Introduction
Visual SLAM (Simultaneous Localization and Mapping) combines visual feature detection and tracking with pose graph optimization to simultaneously build a map of the environment and estimate the camera’s trajectory within it. VSLAM is particularly useful in GPS-denied environments such as indoor spaces, tunnels, and dense urban areas.Prerequisites
- Docker installed on your workstation
- A webcam or USB camera
- Familiarity with ORB features and camera geometry
Task 1: Understand VSLAM from first principles
To fully understand how VSLAM works under the hood, follow the two lecture videos below and implement a VSLAM pipeline in Python. You may use any combination of OpenCV, PyTorch, RVC3-Python, or FilterPy.
Your implementation should demonstrate:
- ORB (or similar) feature detection and matching
- Essential matrix estimation and decomposition
- Triangulation of 3D landmarks
- Camera trajectory estimation
You may alternatively work with the Python bindings of StellaVSLAM, but you must understand the associated C++ code and document what each called C++ function does in your report.
Task 2: VSLAM on your own indoor space
StellaVSLAM is a maintained fork of OpenVSLAM — a flexible visual SLAM system that supports monocular, stereo, and RGB-D inputs. It uses ORB (Oriented FAST and Rotated BRIEF) features to detect, track, and map the environment in 3D. First, validate your setup by running the Equirectangular Datasets example with theaist_living_lab_1 video following the Docker instructions. The video below shows the expected end result:
Then run VSLAM on your own space:
- Record a video of your own indoor space (room, dorm, lab) using your laptop webcam or a USB camera. Walk slowly, covering the space from multiple viewpoints.

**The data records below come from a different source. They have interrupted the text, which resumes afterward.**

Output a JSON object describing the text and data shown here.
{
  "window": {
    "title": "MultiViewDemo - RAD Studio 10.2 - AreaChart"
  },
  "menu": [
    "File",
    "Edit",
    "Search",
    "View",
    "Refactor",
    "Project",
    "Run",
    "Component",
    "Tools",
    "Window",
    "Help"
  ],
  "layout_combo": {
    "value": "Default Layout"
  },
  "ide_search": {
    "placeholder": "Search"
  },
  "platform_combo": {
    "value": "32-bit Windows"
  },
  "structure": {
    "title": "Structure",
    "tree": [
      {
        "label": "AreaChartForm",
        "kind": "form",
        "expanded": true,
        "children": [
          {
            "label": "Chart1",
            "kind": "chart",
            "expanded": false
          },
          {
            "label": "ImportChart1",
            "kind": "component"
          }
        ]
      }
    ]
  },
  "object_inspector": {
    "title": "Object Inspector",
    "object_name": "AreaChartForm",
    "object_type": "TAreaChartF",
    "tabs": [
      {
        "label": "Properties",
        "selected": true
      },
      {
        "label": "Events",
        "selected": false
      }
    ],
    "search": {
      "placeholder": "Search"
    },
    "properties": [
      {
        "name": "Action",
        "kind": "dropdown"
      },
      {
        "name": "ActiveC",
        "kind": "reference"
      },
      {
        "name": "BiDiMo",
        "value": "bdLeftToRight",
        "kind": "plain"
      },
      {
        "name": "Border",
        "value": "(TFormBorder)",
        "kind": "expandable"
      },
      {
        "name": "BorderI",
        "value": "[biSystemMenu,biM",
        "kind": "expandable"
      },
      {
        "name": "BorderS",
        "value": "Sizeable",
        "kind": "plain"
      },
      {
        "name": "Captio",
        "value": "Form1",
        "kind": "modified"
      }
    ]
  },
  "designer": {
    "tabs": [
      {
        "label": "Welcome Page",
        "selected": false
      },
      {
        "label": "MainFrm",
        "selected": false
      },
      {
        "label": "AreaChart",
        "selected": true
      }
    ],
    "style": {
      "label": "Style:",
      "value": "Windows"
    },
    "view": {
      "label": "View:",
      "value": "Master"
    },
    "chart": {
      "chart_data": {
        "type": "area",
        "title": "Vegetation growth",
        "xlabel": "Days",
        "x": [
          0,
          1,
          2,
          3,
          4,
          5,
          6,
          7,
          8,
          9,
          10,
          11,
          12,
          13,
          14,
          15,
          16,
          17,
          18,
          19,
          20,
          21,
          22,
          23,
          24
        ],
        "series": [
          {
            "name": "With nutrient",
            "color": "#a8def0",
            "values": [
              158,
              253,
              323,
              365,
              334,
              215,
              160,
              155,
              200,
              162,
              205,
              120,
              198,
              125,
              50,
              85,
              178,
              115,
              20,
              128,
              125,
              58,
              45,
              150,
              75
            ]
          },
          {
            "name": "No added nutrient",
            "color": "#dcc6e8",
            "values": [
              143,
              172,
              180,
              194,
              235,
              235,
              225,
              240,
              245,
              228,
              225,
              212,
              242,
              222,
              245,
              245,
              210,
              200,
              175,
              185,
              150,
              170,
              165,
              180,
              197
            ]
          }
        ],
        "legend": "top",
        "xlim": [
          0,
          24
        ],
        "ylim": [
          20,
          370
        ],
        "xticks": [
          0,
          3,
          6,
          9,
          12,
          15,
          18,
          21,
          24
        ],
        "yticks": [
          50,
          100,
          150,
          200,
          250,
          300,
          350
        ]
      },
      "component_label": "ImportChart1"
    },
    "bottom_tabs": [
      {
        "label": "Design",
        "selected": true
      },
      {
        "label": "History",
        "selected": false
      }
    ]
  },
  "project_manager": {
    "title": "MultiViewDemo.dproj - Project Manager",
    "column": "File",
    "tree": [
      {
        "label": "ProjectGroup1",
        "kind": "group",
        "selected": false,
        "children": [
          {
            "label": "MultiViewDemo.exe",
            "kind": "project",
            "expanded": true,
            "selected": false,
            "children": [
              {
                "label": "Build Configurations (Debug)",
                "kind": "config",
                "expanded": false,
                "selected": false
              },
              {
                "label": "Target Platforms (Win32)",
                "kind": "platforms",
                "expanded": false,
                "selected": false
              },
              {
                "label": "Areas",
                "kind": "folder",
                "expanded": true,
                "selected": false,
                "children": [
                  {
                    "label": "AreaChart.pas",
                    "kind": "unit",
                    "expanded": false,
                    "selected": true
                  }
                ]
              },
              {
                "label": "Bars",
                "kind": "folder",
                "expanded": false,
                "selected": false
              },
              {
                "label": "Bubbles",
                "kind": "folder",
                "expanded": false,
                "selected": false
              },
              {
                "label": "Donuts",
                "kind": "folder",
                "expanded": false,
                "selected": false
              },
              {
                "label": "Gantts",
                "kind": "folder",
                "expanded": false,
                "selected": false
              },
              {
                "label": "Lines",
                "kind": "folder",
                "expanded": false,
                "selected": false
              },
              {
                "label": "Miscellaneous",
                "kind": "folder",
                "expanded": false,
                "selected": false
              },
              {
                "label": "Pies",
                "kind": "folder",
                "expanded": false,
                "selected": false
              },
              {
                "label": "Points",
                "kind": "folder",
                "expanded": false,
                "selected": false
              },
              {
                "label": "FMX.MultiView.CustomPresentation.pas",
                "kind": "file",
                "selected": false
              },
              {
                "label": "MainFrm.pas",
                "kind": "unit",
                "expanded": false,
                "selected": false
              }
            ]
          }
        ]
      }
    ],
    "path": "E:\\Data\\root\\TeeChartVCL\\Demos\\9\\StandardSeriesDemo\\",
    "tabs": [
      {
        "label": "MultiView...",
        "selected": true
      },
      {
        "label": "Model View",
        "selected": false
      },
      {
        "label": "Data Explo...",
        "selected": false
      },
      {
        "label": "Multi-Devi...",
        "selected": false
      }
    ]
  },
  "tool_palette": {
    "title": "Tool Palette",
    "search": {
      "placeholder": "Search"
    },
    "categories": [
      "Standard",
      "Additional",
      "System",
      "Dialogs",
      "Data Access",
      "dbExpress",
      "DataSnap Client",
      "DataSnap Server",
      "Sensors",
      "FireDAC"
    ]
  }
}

- Follow these instructions for UVC cameras to run StellaVSLAM on your video.
-
Create a camera configuration YAML file using calibration parameters from the Camera Calibration lecture. Use
example/aist/equirectangular.yamlas a template, replacing the camera matrix and distortion coefficients with your own values. - Publish a demo video on your YouTube channel explaining and showcasing the reconstruction of your space.
Task 3: Integrate StellaVSLAM with Nav2
Integrate StellaVSLAM into the ROS 2 navigation stack and demonstrate that it can work with Nav2 to navigate the TurtleBot in the maze without a prior map. This showcases the principles of Recursive State Estimation (RSE) — using visual landmarks and additional algorithms to achieve globally consistent localization without a-priori knowledge of the environment. Document your integration in tutorial format, as it will be used in a class setting.Deliverables
- Notebook with all cells executed.
- Python VSLAM implementation with trajectory plots overlaid on KITTI ground truth (Task 1).
- Screenshots/recordings of StellaVSLAM running on both the reference dataset and your own space (Task 2).
- YouTube video link for Task 2.
- ROS 2 integration tutorial and demo video (Task 3).
This assignment may require calibrated camera intrinsic parameters. See the Camera Calibration page for the full calibration workflow, including Zhang’s method and the OpenCV reference solution.